Step-by-Step Solution:
Let the opposite side to θ be 4 and the adjacent side be 3, so tan θ = 4/3. Apply Pythagoras theorem: hypotenuse^2 = 4^2 + 3^2 = 16 + 9 = 25. So the hypotenuse is 5, since 5^2 = 25. Now sin θ = opposite / hypotenuse = 4 / 5. Convert 4/5 to a decimal: 4/5 = 0.8.
Verification / Alternative check:
In the well known 3–4–5 Pythagorean triangle, if the sides opposite and adjacent to the angle are 4 and 3 respectively, tan θ = 4/3, sin θ = 4/5, and cos θ = 3/5. All these satisfy the identity sin^2 θ + cos^2 θ = 1, since (4/5)^2 + (3/5)^2 = 16/25 + 9/25 = 25/25 = 1. This confirms that sin θ = 4/5, which is 0.8 in decimal form.

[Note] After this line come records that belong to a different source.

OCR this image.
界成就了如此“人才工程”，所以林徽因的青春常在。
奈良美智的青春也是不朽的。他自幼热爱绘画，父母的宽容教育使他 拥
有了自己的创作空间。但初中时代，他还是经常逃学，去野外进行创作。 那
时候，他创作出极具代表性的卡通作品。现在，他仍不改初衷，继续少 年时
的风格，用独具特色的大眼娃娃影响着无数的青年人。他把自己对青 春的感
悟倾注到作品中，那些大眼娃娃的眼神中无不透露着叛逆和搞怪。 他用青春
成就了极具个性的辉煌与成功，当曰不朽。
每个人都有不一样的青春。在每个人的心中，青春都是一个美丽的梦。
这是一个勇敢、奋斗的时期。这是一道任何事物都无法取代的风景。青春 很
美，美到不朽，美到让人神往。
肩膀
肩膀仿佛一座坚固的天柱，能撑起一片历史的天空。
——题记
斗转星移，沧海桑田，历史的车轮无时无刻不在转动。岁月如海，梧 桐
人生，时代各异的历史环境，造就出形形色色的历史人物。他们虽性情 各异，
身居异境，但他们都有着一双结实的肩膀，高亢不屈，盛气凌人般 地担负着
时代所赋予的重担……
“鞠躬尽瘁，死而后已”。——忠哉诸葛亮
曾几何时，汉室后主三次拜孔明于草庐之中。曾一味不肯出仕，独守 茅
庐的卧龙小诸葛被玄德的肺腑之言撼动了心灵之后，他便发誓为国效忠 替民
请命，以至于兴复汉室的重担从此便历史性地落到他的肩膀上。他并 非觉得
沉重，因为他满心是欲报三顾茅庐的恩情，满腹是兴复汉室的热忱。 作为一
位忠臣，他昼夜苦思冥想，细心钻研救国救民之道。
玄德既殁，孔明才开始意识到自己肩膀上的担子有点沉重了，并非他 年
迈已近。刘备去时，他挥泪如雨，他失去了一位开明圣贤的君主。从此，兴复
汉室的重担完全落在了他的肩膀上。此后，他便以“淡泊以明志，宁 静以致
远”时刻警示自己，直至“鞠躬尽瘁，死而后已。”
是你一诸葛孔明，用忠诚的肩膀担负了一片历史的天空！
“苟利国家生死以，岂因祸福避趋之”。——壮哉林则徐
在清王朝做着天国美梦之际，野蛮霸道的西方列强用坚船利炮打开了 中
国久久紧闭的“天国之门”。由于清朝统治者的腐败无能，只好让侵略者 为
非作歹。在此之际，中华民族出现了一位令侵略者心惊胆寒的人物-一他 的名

Why Other Options Are Wrong:
Option b (1.25) is greater than 1 and therefore cannot be a sine value, since sine values are bounded between -1 and 1. Option c (4/3) is tan θ itself, not sin θ. Option d (3/4) is the cosine of θ, which is adjacent over hypotenuse in this triangle. Option e (1/2) is often associated with sin 30 degrees but does not match the triangle representing tan θ = 4/3.

Common Pitfalls:
Learners sometimes mistakenly treat 4/3 as opposite/hypotenuse or adjacent/hypotenuse instead of opposite/adjacent, which leads to inconsistent side lengths. Another common error is to attempt to approximate values with a calculator rather than using the exact Pythagorean triple. Remembering the 3–4–5 triangle and the definitions of tan, sin, and cos makes these conversions much easier.

Final Answer:
The exact value of sin θ for tan θ = 4/3 is 4/5, which equals 0.8 in decimal form.